Keamanan Sosial atas Sumber Penghidupan Manusia (2/9)

Dr. Muhammad Emarah

 

Indeks Islam | Indeks Artikel | Tentang Penterjemah
ISNET Homepage | MEDIA Homepage | Program Kerja | Koleksi | Anggota

 

Pandangan Islam tentang kekhalifahan dan istikhlaf ini --dalam sisi filosofisnya, apalagi sisi harta dan penghidupan-- adalah bagian dari sumber-sumber keamanan sosial manusia. Karena kekhalifahan manusia yang dianugerahkan oleh Allah SWT itu, bermakna adanya asosiasi dan hubungan manusia dengan Kekuatan Yang Maha Agung, Yang mengatur seluruh wujud ini. Dengan hubungan ini, manusia tidak berdiri seorang diri dalam menghadapi bahaya dan tantangan yang ada. Tidak seperti yang terjadi pada orang yang menyangka dirinya adalah penguasa wujud ini; ia kehilangan hubungan dan asosiasinya dengan Kekuatan yang mengatur seluruh alam dan yang membimbingnya dalam menghadapi sesuatu yang tidak diketahuinya, dan memberikannya pengetahuan tentang yang ghaib dan apa yang tidak dapat dicapai oleh akalnya semata.

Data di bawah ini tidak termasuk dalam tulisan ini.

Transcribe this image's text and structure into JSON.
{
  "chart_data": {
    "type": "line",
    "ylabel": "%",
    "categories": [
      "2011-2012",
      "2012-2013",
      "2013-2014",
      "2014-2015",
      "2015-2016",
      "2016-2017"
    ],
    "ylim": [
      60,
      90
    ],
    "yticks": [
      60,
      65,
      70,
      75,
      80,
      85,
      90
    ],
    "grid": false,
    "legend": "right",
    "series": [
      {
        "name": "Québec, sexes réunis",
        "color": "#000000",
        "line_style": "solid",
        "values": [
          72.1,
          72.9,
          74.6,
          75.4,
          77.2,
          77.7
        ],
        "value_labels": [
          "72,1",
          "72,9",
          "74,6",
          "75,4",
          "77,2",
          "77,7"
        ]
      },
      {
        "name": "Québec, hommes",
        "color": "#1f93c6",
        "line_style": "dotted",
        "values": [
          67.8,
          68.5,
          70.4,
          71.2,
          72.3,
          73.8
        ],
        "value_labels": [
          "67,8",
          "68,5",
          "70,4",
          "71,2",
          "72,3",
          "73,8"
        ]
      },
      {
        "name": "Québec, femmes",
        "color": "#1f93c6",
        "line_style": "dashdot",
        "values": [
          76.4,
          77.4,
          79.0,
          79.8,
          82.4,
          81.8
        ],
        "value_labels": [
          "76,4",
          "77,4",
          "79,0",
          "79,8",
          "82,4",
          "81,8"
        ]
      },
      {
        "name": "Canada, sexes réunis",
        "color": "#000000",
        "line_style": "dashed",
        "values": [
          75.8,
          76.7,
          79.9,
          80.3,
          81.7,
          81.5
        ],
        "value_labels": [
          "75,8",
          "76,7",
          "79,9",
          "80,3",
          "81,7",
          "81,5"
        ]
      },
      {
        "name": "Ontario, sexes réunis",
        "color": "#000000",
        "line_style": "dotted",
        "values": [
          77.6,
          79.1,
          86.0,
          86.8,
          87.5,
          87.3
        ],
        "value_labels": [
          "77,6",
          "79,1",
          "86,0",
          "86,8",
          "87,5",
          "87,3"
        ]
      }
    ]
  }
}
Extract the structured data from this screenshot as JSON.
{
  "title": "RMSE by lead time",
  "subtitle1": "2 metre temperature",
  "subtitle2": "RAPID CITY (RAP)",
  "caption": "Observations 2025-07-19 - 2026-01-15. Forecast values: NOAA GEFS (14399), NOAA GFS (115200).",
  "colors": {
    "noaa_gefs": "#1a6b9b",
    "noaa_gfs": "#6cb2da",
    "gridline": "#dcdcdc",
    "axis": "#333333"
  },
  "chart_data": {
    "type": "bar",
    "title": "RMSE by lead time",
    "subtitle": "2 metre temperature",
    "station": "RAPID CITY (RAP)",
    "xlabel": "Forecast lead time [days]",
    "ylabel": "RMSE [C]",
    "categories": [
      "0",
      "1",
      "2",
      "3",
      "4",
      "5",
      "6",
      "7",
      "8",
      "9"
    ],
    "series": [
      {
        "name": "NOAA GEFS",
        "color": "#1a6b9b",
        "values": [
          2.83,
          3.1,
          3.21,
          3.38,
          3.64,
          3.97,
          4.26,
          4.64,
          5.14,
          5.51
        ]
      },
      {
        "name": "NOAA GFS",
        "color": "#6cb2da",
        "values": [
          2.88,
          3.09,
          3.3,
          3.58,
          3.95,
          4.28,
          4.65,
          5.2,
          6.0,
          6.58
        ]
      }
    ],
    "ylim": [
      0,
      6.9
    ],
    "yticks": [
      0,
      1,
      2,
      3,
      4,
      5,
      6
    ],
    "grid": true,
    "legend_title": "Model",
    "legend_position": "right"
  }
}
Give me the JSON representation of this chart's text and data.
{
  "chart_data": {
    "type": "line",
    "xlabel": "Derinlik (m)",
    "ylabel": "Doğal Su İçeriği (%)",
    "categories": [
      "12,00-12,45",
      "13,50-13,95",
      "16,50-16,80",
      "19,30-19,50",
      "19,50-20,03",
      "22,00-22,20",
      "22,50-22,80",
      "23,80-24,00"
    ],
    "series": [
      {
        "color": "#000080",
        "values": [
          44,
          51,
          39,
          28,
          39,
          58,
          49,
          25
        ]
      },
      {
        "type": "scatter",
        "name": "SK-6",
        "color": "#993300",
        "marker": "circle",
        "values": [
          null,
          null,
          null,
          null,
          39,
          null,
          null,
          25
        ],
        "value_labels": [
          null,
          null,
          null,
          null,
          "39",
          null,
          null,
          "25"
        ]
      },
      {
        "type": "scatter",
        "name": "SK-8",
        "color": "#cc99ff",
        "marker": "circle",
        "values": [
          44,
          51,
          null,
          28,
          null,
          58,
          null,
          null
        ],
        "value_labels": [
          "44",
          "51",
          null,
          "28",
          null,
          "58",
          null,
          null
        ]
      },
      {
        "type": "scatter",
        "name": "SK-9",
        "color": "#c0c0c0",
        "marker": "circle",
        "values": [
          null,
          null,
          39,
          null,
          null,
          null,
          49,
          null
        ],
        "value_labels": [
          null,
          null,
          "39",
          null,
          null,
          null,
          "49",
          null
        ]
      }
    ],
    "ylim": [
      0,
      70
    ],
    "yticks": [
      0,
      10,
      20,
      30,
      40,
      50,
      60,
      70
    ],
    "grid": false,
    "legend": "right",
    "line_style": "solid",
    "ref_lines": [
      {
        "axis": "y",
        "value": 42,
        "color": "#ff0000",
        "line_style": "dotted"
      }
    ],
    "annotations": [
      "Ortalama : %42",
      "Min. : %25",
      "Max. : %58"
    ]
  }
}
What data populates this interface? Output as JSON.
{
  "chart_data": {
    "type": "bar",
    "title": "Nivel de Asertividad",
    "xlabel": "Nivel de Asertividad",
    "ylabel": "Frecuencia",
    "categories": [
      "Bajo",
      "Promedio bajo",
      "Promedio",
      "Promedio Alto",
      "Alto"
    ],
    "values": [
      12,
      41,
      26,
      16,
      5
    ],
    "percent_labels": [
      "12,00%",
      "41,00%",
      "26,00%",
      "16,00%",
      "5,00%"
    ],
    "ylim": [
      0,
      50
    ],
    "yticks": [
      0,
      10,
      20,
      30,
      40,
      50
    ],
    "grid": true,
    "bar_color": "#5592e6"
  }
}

Keimanan sang khalifah atas rambu-rambu jalan yang diletakakn oleh Sang pemberi amanah kekhalifahan, yang ditujukan untuk menuntun perjalanan hidupnya dan sebagai pemeliharaan dan koreksi-Nya terhadap ayunan langkah manusia di jalan kekhalifahan itu, adalah suatu asosiasi dan hubungan yang menghasilkan keamanan. Yang tidak dimiliki oleh orang yang berpendapat bahwa perbuatan Sang Pencipta hanya terbatasa pada tahap penciptaan saja, untuk kemudian membiarkan manusia berbuat sekehendak hatinya dalam wujud ini!

Di samping keamanan yang dihasilkan oleh insan Muslim dengan hubungan kekhalifahan dan istikhlaf itu, filsafat pola pandang Islam ini juga membuahkan sikap moderat dan pertengahan dalam bidang harta, kekayaan dan penghidupan manusia, jika dibandingkan dengan filsafat-filsafat sosial positivistis, dalam melihat hubungan manusia dengan kekayaan dan harta.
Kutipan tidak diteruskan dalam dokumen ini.